On May 4, 2022, thirteen Chinese researchers reached the top of Mount Qomolangma, carrying out the "Earth Summit Mission." High-precision radar was used to measure the thickness of snow and ice on the summit for the first time.
Chinese people's quest for Mount Qomolangma could be traced back to 1960, when three Chinese mountaineers, whose average age was 24, accomplished the task of conquering the world's highest peak from the challenging northern slope for the first time in human history.
In 1975, nine Chinese mountaineers reached the summit of Mount Qomolangma again. In this expedition, the summit's altitude was measured as 8848.13 meters, a truly remarkable height.
In 2008, the Olympic flame made its first trip to Mount Qomolangma, as 19 Chinese mountaineers brought the Beijing Olympic torch to the top of the world.
In the past decade, the purpose of the expeditions has been transformed from conquering the mountain to exploring it, with scientists conducting researches on the summit.

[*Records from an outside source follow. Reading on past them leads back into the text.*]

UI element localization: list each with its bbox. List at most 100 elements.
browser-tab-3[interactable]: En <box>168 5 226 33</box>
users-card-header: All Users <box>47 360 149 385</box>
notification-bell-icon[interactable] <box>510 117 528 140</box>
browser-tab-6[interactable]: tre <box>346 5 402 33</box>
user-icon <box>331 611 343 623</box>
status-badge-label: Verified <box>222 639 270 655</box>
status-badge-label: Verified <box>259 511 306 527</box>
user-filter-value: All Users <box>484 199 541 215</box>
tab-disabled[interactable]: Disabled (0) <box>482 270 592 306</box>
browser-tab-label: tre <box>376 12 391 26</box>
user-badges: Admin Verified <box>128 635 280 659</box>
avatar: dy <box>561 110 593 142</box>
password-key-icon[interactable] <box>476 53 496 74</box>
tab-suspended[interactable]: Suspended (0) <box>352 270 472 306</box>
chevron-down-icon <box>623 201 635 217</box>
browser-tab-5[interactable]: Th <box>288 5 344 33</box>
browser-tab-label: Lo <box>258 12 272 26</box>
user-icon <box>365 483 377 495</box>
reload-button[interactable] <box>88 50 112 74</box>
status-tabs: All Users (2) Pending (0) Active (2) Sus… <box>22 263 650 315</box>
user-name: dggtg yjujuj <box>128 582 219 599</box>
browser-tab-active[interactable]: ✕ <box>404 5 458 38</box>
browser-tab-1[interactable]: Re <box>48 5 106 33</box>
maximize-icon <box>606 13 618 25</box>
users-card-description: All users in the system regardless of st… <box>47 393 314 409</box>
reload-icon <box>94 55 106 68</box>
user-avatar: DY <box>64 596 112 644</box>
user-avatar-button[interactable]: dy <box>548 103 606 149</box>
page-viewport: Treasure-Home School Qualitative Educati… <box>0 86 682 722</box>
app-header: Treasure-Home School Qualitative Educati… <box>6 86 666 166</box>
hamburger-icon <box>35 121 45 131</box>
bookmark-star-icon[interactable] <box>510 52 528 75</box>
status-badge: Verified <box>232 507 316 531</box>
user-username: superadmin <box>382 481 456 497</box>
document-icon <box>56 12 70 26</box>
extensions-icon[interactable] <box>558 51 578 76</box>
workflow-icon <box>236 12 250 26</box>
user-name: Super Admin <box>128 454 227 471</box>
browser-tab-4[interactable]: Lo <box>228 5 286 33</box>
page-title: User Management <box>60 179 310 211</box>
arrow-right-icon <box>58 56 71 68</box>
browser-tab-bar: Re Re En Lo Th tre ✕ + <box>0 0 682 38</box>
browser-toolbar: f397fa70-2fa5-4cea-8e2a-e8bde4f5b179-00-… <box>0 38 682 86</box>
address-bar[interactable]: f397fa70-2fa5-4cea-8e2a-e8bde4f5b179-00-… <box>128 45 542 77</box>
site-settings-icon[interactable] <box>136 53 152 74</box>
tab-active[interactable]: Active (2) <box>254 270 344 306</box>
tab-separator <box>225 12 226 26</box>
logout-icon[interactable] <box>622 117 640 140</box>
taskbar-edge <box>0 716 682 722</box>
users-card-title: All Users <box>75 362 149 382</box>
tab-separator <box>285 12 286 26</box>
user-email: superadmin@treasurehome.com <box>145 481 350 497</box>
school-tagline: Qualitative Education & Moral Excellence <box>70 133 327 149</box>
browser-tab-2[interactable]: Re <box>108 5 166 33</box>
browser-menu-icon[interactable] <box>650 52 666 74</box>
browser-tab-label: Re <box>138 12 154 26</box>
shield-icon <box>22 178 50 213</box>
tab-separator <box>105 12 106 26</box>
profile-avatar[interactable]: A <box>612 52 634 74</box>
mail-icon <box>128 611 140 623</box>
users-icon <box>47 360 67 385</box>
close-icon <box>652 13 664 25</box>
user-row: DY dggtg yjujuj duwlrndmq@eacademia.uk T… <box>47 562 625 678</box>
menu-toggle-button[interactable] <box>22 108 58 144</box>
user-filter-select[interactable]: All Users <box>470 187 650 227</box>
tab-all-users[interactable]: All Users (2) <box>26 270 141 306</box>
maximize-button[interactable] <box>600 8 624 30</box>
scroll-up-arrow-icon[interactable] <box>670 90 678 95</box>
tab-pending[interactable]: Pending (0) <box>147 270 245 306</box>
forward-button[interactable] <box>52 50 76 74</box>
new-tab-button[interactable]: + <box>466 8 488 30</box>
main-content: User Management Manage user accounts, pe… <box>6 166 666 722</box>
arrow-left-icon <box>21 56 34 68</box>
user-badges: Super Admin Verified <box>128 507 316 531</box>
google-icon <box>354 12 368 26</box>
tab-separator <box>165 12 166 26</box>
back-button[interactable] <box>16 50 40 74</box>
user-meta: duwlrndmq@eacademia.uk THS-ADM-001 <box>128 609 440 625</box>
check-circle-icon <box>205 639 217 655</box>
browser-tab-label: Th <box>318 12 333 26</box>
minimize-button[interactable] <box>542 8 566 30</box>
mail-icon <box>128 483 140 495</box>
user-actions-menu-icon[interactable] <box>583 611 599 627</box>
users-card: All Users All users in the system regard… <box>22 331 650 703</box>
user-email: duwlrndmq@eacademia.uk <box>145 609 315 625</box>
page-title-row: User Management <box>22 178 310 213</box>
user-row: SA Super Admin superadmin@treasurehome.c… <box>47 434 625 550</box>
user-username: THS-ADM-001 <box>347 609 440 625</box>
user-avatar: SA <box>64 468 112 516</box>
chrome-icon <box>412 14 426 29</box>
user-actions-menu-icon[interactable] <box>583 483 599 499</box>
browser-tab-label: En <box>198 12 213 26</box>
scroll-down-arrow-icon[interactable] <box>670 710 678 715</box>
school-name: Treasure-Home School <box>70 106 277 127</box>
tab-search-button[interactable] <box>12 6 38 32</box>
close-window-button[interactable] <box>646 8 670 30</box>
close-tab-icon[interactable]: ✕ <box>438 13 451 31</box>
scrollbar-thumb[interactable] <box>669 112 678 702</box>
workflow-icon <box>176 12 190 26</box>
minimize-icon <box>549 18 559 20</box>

On April 30, 2020, the world's highest 5G base station started operating at the 6500-meter-high advanced camp of Mount Qomolangma, covering the peak with 5G network for the first time. In the same year, to measure the geodetic height of the mountain more precisely, China's BeiDou Navigation Satellite System was also applied here.
In addition, China completed the first high-precision gravity survey for the mountain. With state-of-the-art techniques, the distance from the peak to the global mean sea level has been measured as 8848.86 meters.